Hello Tony
Thank you for your response. But I dont think the signal is a Ir signal coming out of the serial port. The signal is completly different timing and pulse width. I think it is probably some serial signal. Like rs232 but so far have not been able to decode it. Could it be ttl.
You're getting rather confused - and mixing apples and oranges. TTL is simply the voltage levels (0-5V), where RS232 more commonly refers to the actual signal itself, and 'most' RS232 is done at TTL levels these days anyway.
In your case, with an antique computer, the serial port should be a 'proper' one, with +/-12V RS232 levels - pretty poor from what you said, with only 6V levels?.

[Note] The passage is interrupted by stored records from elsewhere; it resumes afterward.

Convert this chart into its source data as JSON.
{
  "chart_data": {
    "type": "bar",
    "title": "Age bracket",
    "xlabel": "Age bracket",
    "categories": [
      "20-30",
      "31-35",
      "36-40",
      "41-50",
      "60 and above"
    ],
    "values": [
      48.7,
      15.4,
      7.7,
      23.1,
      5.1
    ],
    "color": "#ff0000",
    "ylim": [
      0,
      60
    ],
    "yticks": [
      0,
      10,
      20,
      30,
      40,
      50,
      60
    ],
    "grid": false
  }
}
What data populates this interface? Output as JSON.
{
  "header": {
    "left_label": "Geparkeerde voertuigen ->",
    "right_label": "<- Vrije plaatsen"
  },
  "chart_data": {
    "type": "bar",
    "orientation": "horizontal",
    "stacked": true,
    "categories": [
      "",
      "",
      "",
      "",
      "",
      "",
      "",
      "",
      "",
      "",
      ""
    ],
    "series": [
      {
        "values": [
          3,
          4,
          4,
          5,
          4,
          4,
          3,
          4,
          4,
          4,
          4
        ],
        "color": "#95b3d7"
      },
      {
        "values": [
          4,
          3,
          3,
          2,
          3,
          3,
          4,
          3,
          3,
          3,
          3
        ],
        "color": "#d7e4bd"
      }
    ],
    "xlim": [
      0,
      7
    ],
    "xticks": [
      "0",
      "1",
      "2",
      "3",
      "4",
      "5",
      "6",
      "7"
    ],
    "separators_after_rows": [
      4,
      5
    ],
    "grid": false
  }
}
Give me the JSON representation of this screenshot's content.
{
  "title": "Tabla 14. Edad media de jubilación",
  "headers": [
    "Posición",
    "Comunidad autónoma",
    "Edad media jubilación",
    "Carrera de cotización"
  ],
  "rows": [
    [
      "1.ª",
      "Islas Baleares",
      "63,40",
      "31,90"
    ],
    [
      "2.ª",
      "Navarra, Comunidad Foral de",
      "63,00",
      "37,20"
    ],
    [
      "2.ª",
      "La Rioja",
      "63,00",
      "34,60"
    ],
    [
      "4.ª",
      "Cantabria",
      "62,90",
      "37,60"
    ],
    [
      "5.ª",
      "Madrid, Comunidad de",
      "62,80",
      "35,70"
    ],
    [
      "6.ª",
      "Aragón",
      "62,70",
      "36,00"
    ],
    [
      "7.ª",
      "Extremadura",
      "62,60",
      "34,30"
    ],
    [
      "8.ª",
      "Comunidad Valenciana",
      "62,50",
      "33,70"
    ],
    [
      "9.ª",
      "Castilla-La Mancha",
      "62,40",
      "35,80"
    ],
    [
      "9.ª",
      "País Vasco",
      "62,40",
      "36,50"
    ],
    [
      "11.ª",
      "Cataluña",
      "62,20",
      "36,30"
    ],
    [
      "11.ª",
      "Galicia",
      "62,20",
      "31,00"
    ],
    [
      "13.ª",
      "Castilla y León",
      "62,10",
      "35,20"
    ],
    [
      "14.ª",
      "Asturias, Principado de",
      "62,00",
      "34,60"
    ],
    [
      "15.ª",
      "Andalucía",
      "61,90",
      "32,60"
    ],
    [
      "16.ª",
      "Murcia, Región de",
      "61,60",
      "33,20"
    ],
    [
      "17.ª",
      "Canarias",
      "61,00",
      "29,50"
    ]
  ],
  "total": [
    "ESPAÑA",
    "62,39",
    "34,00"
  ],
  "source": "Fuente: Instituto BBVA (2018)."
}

Is there anything on the other serial port pins?, when using ports in 'unusual' ways it's normal to use the handshake lines in strange ways, such as the way 'supposed' serial port PIC programmers work.
Sony SIRC's is pretty simple, and covered in my PIC tutorials, but I doubt you could actually generate the signal directly from a UART? - you could with the handshake lines though.
I would imagine the UART is sending data to a processor in the external module, which then does everything else - but I'd like to think it would just be sending standard RS232 data?.
Bear in mind pins 2 and 3 are input and output, so there should be no data on pin 2, only on pin 3.
Do you have a digital scope?, if so scope what's coming out of pin 3.